Long startTimeForSolrSearch=0l;
Long endTimeForSolrSearch=0l;
startTimeForSolrSearch=0l;
endTimeForSolrSearch=0l;
startTimeForSolrSearch=Calendar.getInstance().getTimeInMillis();
TestClass.getCIQMatchedCompanyListForSorted1();

	endTimeForSolrSearch=Calendar.getInstance().getTimeInMillis();
	
    System.out.println("Time Taken for HIS by bankClientEntityId from Solr: "+(endTimeForSolrSearch-startTimeForSolrSearch) +" ms.");

(Christian Dahlqvist) #4

Why are you creating the client within the code you are benchmarking? Typically you would reuse an existing client and not do this per request.


(David Pilato) #5

Please again, format your code.
Also can you print what is the JSON response?
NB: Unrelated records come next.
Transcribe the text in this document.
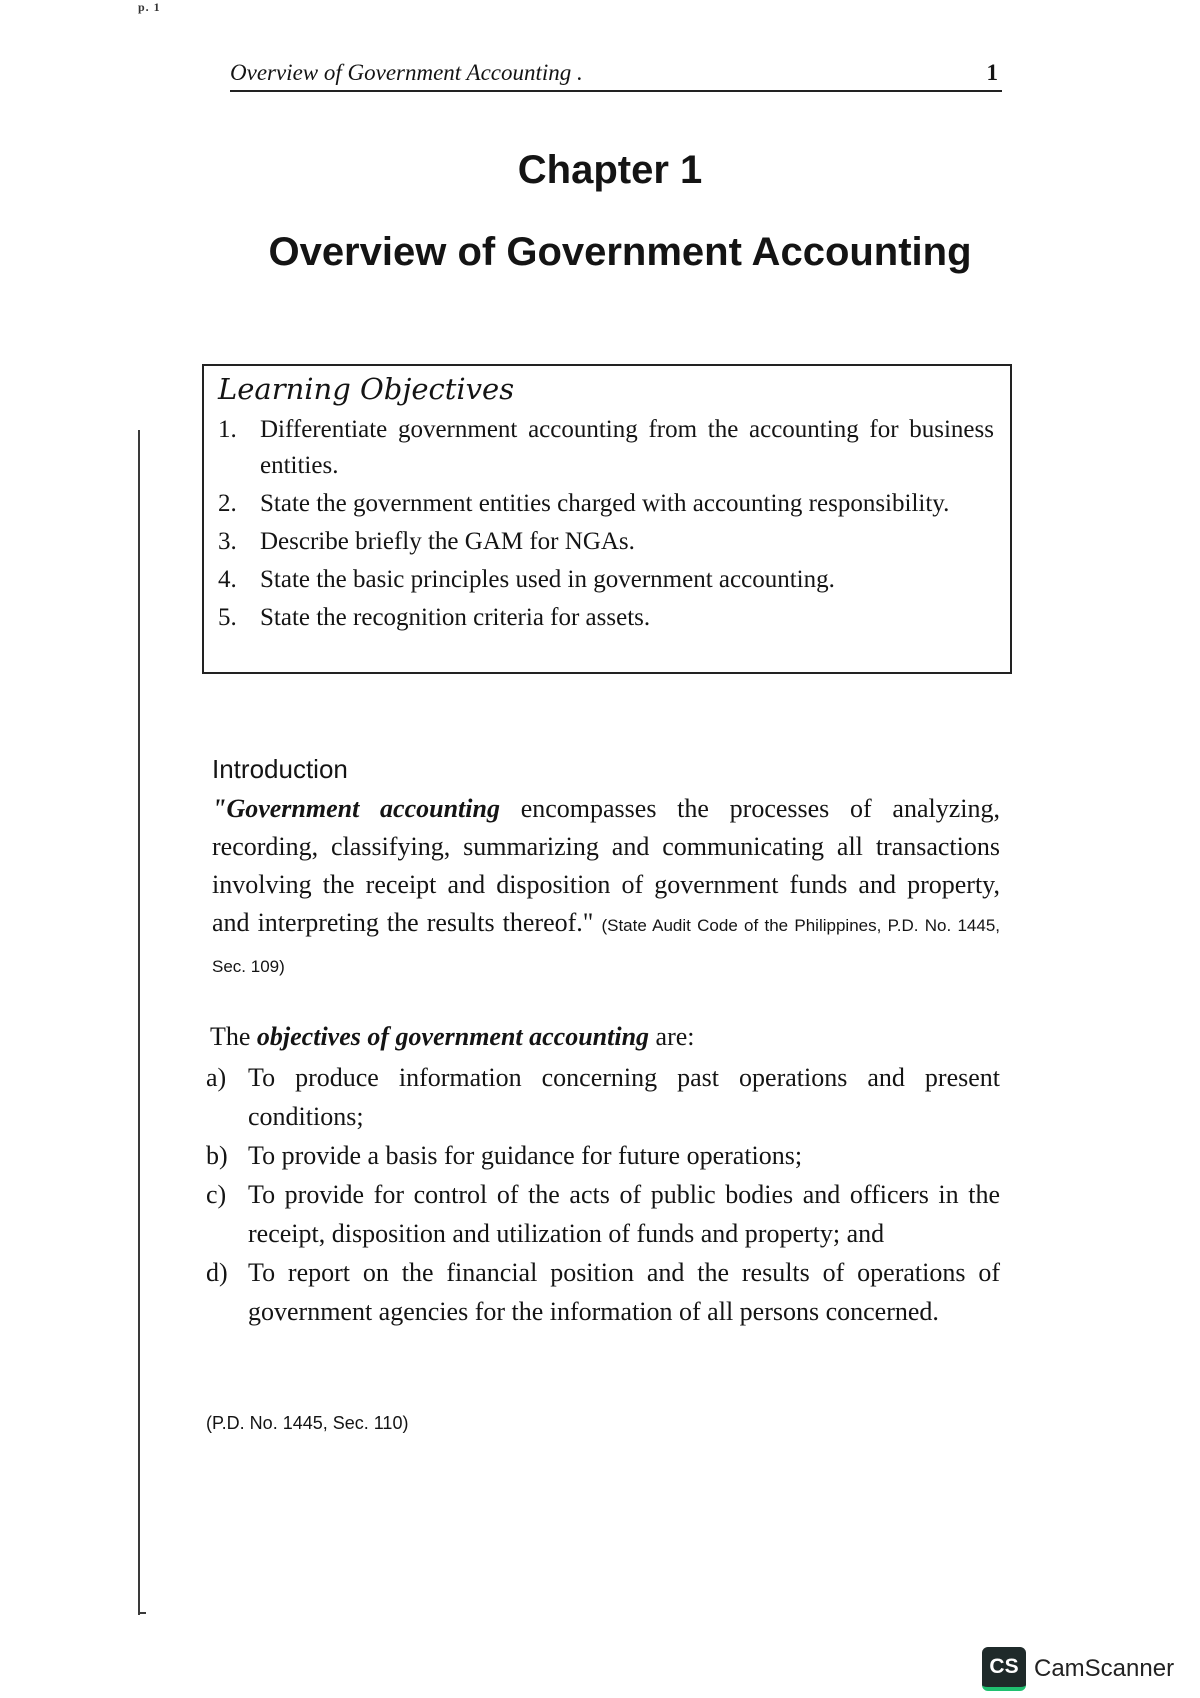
p. 1
Overview of Government Accounting .	1
Chapter 1
Overview of Government Accounting
Learning Objectives
1. Differentiate government accounting from the accounting for business entities.
2. State the government entities charged with accounting responsibility.
3. Describe briefly the GAM for NGAs.
4. State the basic principles used in government accounting.
5. State the recognition criteria for assets.
Introduction

"Government accounting encompasses the processes of analyzing, recording, classifying, summarizing and communicating all transactions involving the receipt and disposition of government funds and property, and interpreting the results thereof." (State Audit Code of the Philippines, P.D. No. 1445, Sec. 109)

The objectives of government accounting are:

a) To produce information concerning past operations and present conditions;
b) To provide a basis for guidance for future operations;
c) To provide for control of the acts of public bodies and officers in the receipt, disposition and utilization of funds and property; and
d) To report on the financial position and the results of operations of government agencies for the information of all persons concerned.
(P.D. No. 1445, Sec. 110)
CS CamScanner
I'd like to see the took value.


(Pravin) #6

Hi,

the above code is for demo purpose.
In actually i am creating one client for all record


(Pravin) #7

Hi,
Please check below output in json

OUTPUT:

sourceJObj :0 {"parent2_entity_sector":null,"period_name":"FY16","parent4_entity_region":null,"coalition_id":"342938","parent1_entity_country":null,"user_confirmation":"Verified","bank_id":12,"product_id":null,"cbcdid":null,"bank_client_entity_sector":null,"parent4_entity_country":null,"id":136008771,"qc_source":null,"parent2_entity_country":null,"parent3_entity_sector":null,"parent1_entity_region":null,"parent4_client_entity_id":null,"hdid":null,"region_id":null,"ra_comments":"this is RA","bank_client_entity_country":null,"listsource":"INST","parent1_client_entity_id":null,"parent3_entity_country":null,"coalition_name":"J. Goldman & Co","parent5_entity_region":null,"ultimate_id":"158358908","ciq_name":"12 West Capital Management LP","parent2_entity_region":null,"parent2_client_entity_id":null,"parent1_entity_name":null,"parent3_entity_name":null,"parent5_entity_country":null,"parent4_entity_name":null,"bank_client_entity_region":null,"parent5_entity_name":null,"parent4_entity_sector":null,"parent5_entity_sector":null,"user_verified_date":"2017-09-18T10:24:13.000Z","parent3_client_entity_id":null,"qc_comments":"test qc comment","bank_name":null,"@version":"1","parent2_entity_name":null,"ra_source":null,"ciq_id":"158358908","date_status":"2017-09-17T22:24:13.000Z","ultimate_parent":"12 West Capital Management LP","bank_client_entity_name":"12 WEST CAPITAL MANAGEMENT LP","parent5_client_entity_id":null,"bank_client_entity_id":null,"record_type":null,"parent3_entity_region":null,"@timestamp":"2017-09-20T10:53:10.068Z","timeperiod_id":16,"parent1_entity_sector":null,"ciq_status":"Perfect - UP Shortlisted - 1H17","ultimatepercent":null,"companycountry":null}
Time Taken for HIS by bankClientEntityId from Solr: 720 ms.


(David Pilato) #8

Not a valid search response. Sorry.

Can you print the full content of the response please?
took field should be there.

And please format your code


(system) #9

This topic was automatically closed 28 days after the last reply. New replies are no longer allowed.